Heat oven to 300F / 149C degrees. Line a sheet pan with foil and spray with nonstick cooking spray.
Combine pecans with egg whites. Add sugar, cinnamon, salt and red pepper flakes (if using) and mix well. Spread pecans on prepared sheet pan. Bake, shaking the pan halfway through cooking, until golden and crisp, ~20 minutes.
While pecans roast, heat a Dutch oven with a lid over medium heat. Add cooking oil and then onions and chard stems to heated oil. Saute until soft, 2 to 3 minutes. Add Italian seasonings and rice and saute until rice is shiny, 3 to 4 minutes. Add wine and simmer until some of the wine is absorbed, ~2 minutes. Add stock, squash cubes and chard leaves. Season with some salt and pepper. Bring to a boil and boil for 2 minutes. Give the risotto a stir and cover with the lid.

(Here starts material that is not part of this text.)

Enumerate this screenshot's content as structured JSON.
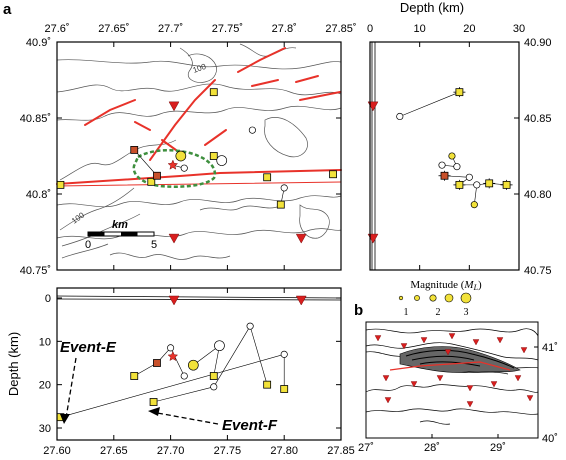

Transfer the covered risotto to the oven and increase the heat to 425F / 218C degrees (make sure the pecans are out of the oven before you increase the heat). Bake risotto until all of the liquid is absorbed, ~25 minutes. Stir butter into risotto. Taste and add additional seasonings, if needed.
Serve risotto with parmesan and spiced pecans on top. Enjoy!